White House officials and the president’s allies sought to cast the president’s bold move as bigger than just Cuba. “This is a president who believes were are better off working with others,” said Ivo Daalder, who served as U.S. ambassador to NATO under Obama. “He rejects the idea that going it alone makes us stronger.” Controversy over the U.S. trade embargo consistently dominated regional meetings, such as the Summit of the Americas, and inhibited cooperation on issues such as counterterrorism, drug trafficking and humanitarian relief.

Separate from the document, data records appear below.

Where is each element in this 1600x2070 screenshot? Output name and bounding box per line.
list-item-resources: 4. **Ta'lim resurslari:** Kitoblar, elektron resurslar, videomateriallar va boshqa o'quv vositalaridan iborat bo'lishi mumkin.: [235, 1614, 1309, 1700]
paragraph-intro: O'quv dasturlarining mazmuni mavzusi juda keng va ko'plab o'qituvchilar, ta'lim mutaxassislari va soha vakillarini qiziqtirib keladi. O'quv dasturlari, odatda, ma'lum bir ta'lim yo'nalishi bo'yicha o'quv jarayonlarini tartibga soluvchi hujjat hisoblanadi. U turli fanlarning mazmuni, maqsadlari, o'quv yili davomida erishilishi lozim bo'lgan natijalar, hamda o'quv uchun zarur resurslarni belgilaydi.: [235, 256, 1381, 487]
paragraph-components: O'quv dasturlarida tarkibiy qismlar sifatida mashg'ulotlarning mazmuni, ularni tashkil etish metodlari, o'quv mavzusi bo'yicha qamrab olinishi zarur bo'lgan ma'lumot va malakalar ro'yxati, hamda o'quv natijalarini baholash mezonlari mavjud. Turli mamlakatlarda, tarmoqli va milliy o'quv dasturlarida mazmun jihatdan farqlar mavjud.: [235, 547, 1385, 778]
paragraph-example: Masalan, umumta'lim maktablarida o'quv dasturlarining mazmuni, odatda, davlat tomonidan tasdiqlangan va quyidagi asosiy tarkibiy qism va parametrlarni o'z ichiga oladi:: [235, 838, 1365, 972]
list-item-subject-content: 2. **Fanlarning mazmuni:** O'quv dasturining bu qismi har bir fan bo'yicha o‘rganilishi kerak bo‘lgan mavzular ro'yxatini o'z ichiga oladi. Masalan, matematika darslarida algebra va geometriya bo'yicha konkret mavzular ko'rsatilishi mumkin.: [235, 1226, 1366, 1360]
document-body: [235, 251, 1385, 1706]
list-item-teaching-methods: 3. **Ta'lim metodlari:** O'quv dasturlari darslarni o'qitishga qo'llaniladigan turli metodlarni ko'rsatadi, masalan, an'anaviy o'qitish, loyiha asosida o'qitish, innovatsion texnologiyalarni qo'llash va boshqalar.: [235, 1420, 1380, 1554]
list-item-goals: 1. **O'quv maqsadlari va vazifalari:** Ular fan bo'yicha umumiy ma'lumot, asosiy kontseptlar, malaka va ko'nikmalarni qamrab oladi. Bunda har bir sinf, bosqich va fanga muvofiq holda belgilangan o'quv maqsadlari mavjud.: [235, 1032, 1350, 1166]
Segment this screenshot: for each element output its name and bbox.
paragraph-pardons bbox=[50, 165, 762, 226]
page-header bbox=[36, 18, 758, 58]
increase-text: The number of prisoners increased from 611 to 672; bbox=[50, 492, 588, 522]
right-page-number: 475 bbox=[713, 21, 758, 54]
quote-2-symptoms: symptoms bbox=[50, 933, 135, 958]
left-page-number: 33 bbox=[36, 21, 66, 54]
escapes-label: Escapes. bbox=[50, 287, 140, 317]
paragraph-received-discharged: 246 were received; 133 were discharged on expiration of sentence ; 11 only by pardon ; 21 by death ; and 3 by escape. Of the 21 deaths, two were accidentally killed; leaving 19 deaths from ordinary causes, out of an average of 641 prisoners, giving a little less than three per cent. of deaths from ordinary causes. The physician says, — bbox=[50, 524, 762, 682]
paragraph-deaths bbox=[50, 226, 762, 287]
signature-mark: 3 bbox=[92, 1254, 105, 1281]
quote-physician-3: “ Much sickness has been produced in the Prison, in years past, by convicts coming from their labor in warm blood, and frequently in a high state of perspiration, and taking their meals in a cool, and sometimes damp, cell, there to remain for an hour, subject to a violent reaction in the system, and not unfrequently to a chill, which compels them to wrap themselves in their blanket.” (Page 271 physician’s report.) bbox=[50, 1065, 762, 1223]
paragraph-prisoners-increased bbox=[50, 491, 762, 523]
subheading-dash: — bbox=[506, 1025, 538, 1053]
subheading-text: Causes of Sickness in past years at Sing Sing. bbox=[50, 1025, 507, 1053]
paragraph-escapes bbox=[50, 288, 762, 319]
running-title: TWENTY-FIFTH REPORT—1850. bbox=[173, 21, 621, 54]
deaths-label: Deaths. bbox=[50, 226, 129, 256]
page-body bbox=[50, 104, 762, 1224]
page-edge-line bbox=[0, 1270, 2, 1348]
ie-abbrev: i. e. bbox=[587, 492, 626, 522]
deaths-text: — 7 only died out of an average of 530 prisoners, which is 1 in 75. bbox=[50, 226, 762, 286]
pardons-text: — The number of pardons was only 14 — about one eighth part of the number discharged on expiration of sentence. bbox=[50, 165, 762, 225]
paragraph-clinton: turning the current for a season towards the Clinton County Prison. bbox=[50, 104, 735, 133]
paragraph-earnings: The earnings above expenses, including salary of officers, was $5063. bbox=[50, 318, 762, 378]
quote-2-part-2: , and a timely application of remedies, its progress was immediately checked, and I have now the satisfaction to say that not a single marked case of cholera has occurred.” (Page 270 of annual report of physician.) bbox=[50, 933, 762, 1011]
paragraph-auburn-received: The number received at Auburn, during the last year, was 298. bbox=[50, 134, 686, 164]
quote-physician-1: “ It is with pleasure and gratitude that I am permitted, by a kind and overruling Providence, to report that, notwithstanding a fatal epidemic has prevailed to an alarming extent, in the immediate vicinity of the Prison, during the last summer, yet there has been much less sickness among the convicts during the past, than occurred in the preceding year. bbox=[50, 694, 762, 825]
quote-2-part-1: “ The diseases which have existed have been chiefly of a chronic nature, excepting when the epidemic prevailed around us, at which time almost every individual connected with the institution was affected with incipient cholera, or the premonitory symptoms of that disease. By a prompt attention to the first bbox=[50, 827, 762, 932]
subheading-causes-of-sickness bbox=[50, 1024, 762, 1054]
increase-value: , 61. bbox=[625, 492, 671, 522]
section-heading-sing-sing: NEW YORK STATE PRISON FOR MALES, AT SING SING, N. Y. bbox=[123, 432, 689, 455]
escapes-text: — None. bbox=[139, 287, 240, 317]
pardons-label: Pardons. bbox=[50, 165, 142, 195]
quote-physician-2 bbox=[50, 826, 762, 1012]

See also: Cuban regime change starts with embargo’s death
At the United Nations, 192 nations recently cast votes urging the United States to lift the embargo. Only two countries voted to retain it. “I think we were joined by Palau in that vote,” a senior administration official told reporters Wednesday. In fact, Palau abstained.
In the first hours after the president’s speech, news of the change reverberated around the world. Some of the president’s backers expressed hope that the historic deal could give the U.S. leverage in places such as Russia or Iran, where citizens are feeling the sting of economic sanctions and increasing global isolation.
“The average Russian has to be asking right now, ‘Where is Putin taking us?’ as he stands in line to change his rubles into hard currency,” said Zbigniew Brzezinski, a trustee at the Center for Strategic and International Studies.
The deal with Havana, though, also represents a gamble for a president who has long believed that more talking with oppressive governments and more trade will lead to more political freedom.
“That hasn’t happened with China,’ said Michael McFaul, a former U.S. ambassador to Russia and frequent Obama administration foreign policy adviser. “There’s risk here and no predicting how this will play out.”
In the case of Cuba, the president’s foreign policy gamble also appears to be good local politics. Younger Cuban voters have “increasingly questioned an approach that does more to keep Cuba closed off from an interconnected world,” Obama said.
South Florida’s Latino community is much more diverse than it used to be, and Obama narrowly won the traditionally Republican Cuban American vote there in 2012.
The White House is also less beholden now to Senate Foreign Relations Committee Chairman Robert Menendez, D-N.J. — a Cuban American and longtime critic of the regime who called Wednesday’s move “misguided.” The GOP romp in the midterms means that Menendez will lose his gavel next month.
“My first thought was, ‘Gee, this man has been liberated by losing two houses of Congress,’ ” said Harvard international affairs professor Jorge Dominguez.
The Cuba deal, coming after a series of foreign policy catastrophes in the Middle East this summer, isn’t likely to erase the view of Obama as a president who has had more success making peace than ending U.S. wars. U.S. attack planes and helicopters will likely be dropping bombs in Iraq and Syria well after Obama has left the White House. In Afghanistan, U.S. combat operations have largely drawn to a close, but the levels of violence, civilian casualties and suicide bombings continue to climb.
But, for the moment at least, the president’s historic deal has delighted his supporters and revived hopes that he could still become the transformational global leader that some expected him to be when he first won the White House.
“To be honest, I didn’t think I was going to live to see this day,” said Princeton public policy professor Stanley Katz, whohas made regular trips to Cuba since 1997.
At 1:24 p.m. Wednesday the 80-year-old professor received an email from an academic in Havana describing the explosion of joy there in the hours that followed Obama’s speech.
“The churches’ bells tolled in all of Havana today at noon,” his Cuban friend wrote in the email. “The people are exultant [with] jubilation.”